Rep. Ryan intends to introduce the Price Stability Act of 2008 that would rewrite the Act to return the Fed’s focus to its original purpose – price stability. I wrote about the horoscope of the Act in a post about the Fed last year, stating the only thing that would grow from the 1978 Act is consumer debt and benefits to the “ruling class.” Paul Volcker became Fed Chairman the following year, ignoring the dual mandate in order to tame inflation. Volcker was smart enough to realize you cannot have a sound economy (and therefore maximum employment), unless you have price stability. Unfortunately, Greenspan and Bernanke chose to ignore the price stability side in favor of building bubbles, concerned with deflation’s effect on growth. (There’s nothing in the Act that talks about deflation being a problem!)

The reasons Rep. Ryan cites in favor of rewriting the Act are ones very familiar to Wall Street Weather readers: stable prices to keep inflation in check, a real strong dollar policy, and encouraging people to save. Price stability prevents interest rates from being jerked all over the spectrum, and the ensuing anxiety it creates for households and Main Street businesses to make long-term plans.

As Rep. Ryan writes: “There is no sign that Congress will change its tune on fiscal affairs – but passing the Price Stability Act is a chance at a bipartisan commitment to sound money. By refocusing the Federal Reserve’s legal mandate, Congress can strengthen the economy and do so without incurring any cost to the budget or increasing the deficit.”

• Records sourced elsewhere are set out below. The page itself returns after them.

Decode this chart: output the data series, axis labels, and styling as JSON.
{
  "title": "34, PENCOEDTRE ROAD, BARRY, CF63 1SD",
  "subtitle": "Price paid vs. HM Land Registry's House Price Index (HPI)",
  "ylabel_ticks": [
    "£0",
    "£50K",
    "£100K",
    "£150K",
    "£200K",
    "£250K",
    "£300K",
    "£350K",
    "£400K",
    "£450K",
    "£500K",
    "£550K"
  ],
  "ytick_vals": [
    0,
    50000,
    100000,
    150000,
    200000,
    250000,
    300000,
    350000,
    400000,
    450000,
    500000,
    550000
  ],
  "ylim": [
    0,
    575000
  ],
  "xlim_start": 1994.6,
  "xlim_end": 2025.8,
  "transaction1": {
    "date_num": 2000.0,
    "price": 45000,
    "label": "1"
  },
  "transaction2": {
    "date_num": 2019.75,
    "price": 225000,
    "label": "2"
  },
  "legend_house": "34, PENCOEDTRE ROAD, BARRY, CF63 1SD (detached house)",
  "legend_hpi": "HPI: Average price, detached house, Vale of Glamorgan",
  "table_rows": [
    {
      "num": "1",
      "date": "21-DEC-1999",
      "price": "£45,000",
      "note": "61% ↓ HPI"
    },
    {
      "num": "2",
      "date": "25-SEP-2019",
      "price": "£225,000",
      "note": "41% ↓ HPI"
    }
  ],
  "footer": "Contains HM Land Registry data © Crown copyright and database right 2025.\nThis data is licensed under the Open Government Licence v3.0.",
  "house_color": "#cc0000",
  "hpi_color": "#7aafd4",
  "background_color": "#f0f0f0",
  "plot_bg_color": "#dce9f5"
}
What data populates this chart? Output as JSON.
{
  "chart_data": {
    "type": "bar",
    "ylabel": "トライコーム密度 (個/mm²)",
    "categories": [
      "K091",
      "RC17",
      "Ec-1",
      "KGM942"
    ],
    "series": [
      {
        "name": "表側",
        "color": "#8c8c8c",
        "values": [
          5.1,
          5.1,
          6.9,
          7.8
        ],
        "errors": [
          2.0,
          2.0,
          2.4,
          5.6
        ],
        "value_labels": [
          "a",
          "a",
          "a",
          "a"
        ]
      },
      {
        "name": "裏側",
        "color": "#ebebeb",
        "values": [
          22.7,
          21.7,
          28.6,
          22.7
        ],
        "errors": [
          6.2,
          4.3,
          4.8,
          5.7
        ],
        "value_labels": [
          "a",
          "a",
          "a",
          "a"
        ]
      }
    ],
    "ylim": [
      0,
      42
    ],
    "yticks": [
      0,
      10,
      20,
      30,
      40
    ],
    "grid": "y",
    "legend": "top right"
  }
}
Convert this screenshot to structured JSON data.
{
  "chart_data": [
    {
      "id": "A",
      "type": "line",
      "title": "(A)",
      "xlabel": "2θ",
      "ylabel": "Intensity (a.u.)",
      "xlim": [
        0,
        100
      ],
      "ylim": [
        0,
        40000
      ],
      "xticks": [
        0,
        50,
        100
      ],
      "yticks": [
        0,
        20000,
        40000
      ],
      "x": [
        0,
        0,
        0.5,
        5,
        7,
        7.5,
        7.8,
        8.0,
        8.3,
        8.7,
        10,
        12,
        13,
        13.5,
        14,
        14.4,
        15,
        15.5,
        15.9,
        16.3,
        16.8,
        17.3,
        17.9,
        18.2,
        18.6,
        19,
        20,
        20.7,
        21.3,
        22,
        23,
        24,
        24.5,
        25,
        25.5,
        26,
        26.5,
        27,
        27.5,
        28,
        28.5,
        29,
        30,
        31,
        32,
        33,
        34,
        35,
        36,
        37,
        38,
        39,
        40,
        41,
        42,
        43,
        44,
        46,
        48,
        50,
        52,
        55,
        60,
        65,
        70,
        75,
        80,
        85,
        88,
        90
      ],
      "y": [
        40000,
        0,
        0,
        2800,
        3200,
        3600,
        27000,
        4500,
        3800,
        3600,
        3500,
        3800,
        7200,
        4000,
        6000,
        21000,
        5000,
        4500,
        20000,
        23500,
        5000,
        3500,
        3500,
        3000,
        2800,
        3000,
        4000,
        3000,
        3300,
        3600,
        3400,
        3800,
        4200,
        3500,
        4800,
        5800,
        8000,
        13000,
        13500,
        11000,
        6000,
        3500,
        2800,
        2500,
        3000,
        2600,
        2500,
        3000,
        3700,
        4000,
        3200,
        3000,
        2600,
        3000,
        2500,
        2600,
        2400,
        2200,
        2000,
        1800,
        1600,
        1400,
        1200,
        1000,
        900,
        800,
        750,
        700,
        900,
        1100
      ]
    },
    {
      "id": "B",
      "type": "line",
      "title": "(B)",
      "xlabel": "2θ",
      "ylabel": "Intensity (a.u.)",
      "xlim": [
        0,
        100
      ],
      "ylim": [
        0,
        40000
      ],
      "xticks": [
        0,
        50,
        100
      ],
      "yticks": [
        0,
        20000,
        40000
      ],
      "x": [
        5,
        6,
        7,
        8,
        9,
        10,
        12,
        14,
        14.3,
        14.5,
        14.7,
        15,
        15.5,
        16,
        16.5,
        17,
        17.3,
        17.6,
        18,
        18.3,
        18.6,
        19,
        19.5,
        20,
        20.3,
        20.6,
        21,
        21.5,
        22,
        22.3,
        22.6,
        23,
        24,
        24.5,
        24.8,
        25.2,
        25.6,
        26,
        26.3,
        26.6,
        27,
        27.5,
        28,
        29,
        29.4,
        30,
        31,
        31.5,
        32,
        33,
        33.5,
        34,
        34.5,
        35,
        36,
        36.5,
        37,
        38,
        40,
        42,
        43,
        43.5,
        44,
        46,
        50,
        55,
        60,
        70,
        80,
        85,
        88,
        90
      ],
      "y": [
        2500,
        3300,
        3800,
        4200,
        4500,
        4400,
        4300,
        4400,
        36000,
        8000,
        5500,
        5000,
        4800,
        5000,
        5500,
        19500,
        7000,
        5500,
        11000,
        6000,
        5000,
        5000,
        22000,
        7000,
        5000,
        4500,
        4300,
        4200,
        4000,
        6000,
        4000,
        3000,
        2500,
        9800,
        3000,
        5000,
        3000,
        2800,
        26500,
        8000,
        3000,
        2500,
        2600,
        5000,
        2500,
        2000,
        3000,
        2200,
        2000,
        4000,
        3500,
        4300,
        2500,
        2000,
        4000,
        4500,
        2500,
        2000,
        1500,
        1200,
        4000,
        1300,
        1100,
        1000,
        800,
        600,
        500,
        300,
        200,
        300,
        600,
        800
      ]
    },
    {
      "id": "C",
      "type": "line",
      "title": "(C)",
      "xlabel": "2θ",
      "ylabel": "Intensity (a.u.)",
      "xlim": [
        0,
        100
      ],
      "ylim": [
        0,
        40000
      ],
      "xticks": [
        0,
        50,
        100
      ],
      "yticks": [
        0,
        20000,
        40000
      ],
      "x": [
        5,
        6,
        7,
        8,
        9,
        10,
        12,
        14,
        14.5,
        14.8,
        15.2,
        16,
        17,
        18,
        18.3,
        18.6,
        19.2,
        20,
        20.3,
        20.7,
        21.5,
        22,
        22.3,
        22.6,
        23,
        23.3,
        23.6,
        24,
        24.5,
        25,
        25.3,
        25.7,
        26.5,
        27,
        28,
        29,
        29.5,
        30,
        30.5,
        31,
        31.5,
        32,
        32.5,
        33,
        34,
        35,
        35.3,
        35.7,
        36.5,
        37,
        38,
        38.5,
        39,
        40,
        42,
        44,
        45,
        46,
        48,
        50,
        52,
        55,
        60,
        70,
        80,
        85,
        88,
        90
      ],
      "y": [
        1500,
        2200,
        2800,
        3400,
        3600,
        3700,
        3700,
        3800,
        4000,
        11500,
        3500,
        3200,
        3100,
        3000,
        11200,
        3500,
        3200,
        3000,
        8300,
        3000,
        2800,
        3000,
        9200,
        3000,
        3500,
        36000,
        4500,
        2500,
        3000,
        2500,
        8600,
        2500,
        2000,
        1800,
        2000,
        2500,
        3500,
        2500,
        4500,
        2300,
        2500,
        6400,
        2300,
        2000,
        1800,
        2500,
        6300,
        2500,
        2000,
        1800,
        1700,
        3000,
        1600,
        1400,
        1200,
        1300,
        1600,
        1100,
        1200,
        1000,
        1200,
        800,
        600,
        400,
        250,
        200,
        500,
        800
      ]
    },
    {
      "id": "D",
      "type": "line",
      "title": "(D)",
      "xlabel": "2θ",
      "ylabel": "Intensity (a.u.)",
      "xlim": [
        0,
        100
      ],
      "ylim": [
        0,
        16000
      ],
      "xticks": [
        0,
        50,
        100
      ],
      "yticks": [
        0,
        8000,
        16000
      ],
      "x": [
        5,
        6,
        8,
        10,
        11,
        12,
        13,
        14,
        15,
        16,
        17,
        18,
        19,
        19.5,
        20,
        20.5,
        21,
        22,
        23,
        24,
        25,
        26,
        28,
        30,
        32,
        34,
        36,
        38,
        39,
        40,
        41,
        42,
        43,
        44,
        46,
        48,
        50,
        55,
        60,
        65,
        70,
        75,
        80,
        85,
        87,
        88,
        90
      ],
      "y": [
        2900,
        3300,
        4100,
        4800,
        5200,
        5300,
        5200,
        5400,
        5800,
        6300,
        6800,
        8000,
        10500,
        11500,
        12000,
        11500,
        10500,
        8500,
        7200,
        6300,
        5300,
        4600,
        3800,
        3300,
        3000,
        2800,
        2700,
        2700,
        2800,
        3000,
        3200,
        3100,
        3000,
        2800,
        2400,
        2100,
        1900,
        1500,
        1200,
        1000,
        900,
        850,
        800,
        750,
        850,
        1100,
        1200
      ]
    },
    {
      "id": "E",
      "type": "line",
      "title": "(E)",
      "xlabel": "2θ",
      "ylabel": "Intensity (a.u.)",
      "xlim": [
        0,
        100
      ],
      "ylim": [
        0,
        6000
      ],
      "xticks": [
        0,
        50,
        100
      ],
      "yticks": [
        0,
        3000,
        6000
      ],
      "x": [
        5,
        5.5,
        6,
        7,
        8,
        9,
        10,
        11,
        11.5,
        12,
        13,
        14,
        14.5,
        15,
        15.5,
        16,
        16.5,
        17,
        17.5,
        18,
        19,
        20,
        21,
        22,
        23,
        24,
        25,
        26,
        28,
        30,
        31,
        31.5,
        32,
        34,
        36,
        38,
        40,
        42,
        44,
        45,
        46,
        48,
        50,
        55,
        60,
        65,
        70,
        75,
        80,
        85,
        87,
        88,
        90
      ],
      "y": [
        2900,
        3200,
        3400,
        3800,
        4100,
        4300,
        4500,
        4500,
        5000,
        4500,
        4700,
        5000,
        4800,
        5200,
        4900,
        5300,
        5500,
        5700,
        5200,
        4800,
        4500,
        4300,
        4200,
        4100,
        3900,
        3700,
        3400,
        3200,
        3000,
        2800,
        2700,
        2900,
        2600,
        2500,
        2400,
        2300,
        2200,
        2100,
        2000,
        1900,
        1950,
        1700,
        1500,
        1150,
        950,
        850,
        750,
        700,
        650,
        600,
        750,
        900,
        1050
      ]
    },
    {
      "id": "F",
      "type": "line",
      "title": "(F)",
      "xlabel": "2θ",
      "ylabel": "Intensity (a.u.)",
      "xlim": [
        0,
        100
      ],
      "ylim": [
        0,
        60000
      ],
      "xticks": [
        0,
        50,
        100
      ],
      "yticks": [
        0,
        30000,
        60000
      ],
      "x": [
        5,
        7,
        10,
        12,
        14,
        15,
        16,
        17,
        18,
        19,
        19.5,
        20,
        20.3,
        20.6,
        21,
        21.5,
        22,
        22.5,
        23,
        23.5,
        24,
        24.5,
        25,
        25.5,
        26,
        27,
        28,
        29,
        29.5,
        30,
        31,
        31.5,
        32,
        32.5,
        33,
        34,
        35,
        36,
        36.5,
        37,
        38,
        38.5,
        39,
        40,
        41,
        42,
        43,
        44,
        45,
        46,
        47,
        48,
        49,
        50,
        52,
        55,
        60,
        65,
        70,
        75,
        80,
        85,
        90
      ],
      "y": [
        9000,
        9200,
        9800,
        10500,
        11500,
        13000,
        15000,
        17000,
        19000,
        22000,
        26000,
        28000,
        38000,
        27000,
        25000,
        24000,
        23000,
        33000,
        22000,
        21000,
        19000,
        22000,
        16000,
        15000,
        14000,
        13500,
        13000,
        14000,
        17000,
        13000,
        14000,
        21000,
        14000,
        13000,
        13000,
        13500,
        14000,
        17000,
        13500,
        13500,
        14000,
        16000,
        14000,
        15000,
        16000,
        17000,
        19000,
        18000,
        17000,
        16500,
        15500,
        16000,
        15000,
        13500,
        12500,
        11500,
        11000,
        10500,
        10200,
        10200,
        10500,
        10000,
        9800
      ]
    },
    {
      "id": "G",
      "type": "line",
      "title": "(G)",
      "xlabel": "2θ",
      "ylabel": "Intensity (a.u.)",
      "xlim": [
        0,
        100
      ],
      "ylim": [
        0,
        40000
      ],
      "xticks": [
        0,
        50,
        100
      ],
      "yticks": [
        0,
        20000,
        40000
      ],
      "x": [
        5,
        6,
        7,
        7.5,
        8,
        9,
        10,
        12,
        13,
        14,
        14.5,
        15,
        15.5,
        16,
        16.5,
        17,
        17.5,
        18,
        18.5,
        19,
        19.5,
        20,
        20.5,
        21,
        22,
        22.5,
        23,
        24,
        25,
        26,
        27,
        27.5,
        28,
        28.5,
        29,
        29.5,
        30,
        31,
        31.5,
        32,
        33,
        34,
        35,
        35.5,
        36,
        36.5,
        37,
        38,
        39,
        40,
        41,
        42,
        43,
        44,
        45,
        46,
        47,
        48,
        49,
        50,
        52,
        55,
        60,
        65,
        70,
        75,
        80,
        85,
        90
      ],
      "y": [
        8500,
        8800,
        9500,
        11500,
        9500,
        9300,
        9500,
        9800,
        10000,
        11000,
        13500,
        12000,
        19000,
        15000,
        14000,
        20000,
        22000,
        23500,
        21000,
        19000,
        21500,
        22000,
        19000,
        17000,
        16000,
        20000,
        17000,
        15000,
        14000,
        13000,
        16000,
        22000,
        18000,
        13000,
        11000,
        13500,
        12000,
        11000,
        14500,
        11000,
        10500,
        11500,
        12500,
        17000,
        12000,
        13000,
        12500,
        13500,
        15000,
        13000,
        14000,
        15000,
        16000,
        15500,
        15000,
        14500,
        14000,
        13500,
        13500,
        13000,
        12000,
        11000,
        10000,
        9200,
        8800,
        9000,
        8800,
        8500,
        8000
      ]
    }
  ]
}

I have already written that the transit of Pluto in Capricorn will bring major transformation to the purpose of the Federal Reserve. The Full Employment & Balanced Growth Act will experience its first Saturn return on August 27, 2008. A Saturn return occurs about every 28.5 years of an individual or entity’s life. This can be a time of testing and learning lessons. Saturn in Virgo is conjoined with the Moon in the Act’s horoscope. It is time for government legislation (Saturn) to restructure the Act to benefit the American people (Moon).